Tamoxifen, a pioneering selective estrogen receptor modulator (SERM), has long been a therapeutic choice for all stages of estrogen receptor (ER)-positive breast cancer. The clinical application of long-term adjuvant antihormone therapy for the breast cancer has significantly improved breast cancer survival. However, acquired resistance to SERM remains a significant challenge in breast cancer treatment. The evolution of acquired resistance to SERMs treatment was primarily discovered using MCF-7 tumors transplanted in athymic mice to mimic years of adjuvant treatment in patients. Acquired resistance to tamoxifen is unique because the growth of resistant tumors is dependent on SERMs. It appears that acquired resistance to SERM is initially able to utilize either E2 or a SERM as the growth stimulus in the SERM-resistant breast tumors. Mechanistic studies reveal that SERMs continuously suppress nuclear ER-target genes even during resistance, whereas they function as agonists to activate multiple membrane-associated molecules to promote cell growth. Laboratory observations in vivo further show that three phases of acquired SERM-resistance exists, depending on the length of SERMs exposure. Tumors with Phase I resistance are stimulated by both SERMs and estrogen. Tumors with Phase II resistance are stimulated by SERMs, but are inhibited by estrogen due to apoptosis. The laboratory models suggest a new treatment strategy, in which limited-duration, low-dose estrogen can be used to purge Phase II-resistant breast cancer cells. This discovery provides an invaluable insight into the evolution of drug resistance to SERMs, and this knowledge is now being used to justify clinical trials of estrogen therapy following long-term antihormone therapy. All of these results suggest that cell populations that have acquired resistance are in constant evolution depending upon selection pressure. The limited availability of growth stimuli in any new environment enhances population plasticity in the trial and error search for survival.

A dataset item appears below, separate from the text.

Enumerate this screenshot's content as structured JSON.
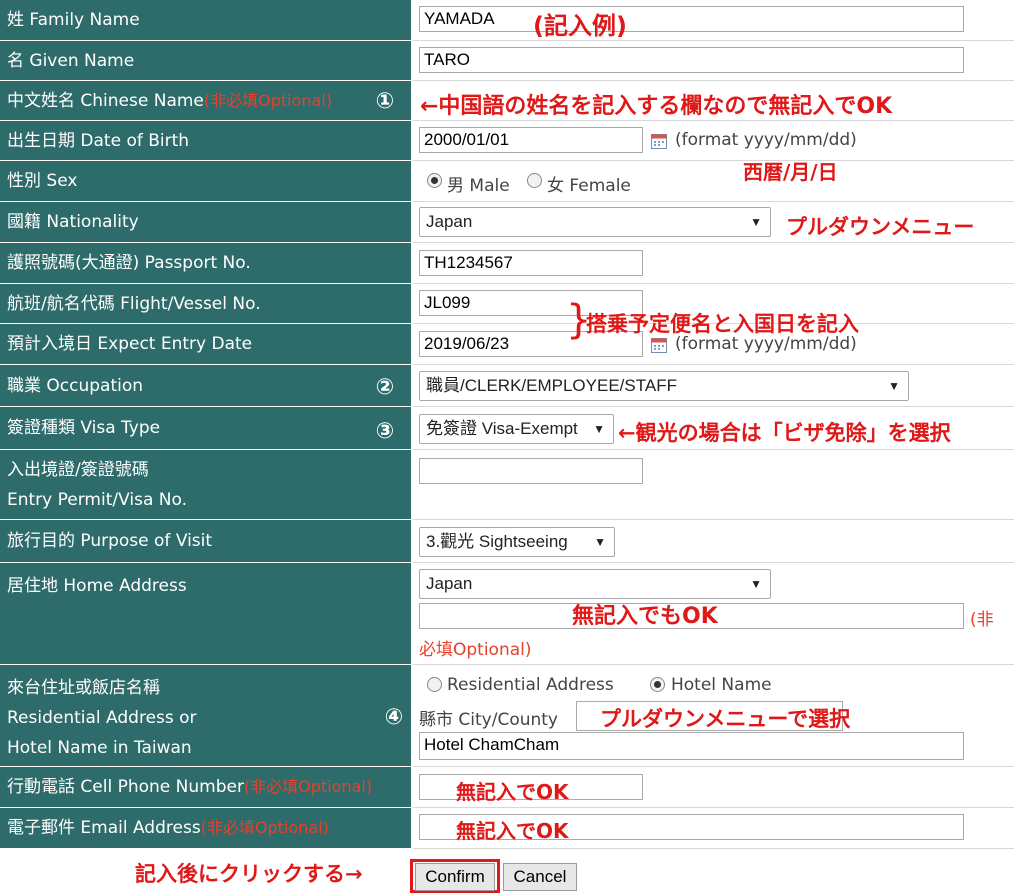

Integration of Downstream Signals of Insulin-like Growth Factor-1 Receptor by Endoplasmic Reticulum Stress for Estrogen-Induced Growth or Apoptosis in Breast Cancer Cells

Estrogen (E2) exerts a dual function on E2-deprived breast cancer cells, with both initial proliferation and subsequent induction of stress responses to cause apoptosis. However, the mechanism by which E2 integrally regulates cell growth or apoptosis-associated pathways remains to be elucidated. Here, E2 deprivation results in many alterations in stress-responsive pathways. For instance, E2-deprived breast cancer cells had higher basal levels of stress-activated protein kinase, c-Jun N-terminal kinase (JNK), compared with wild-type MCF-7 cells. E2 treatment further constitutively activated JNK after 24 hours. However, inhibition of JNK (SP600125) was unable to abolish E2- induced apoptosis, whereas SP600125 alone arrested cells at the G2 phase of the cell cycle and increased apoptosis. Further examination showed that inhibition of JNK increased gene expression of TNFα and did not effectively attenuate expression of apoptosis-related genes induced by E2. A notable finding was that E2 regulated both JNK and Akt as the downstream signals of insulin-like growth factor-1 receptor (IGFIR)/PI3K, but with distinctive modulation patterns: JNK was constitutively activated, whereas Akt and Akt-associated proteins, such as PTEN and mTOR, were selectively degraded. Endoplasmic reticulum–associated degradation (ERAD) was involved in the selective protein degradation. These findings highlight a novel IGFIR/PI3K/JNK axis that plays a proliferative role during the prelude to E2-induced apoptosis and that the endoplasmic reticulum is a key regulatory site to decide cell fate after E2 treatment. Implications: This study provides a new rationale for further exploration of E2-induced apoptosis to improve clinical benefit. Mol Cancer Res; 13(10); 1367–76. ©2015 AACR.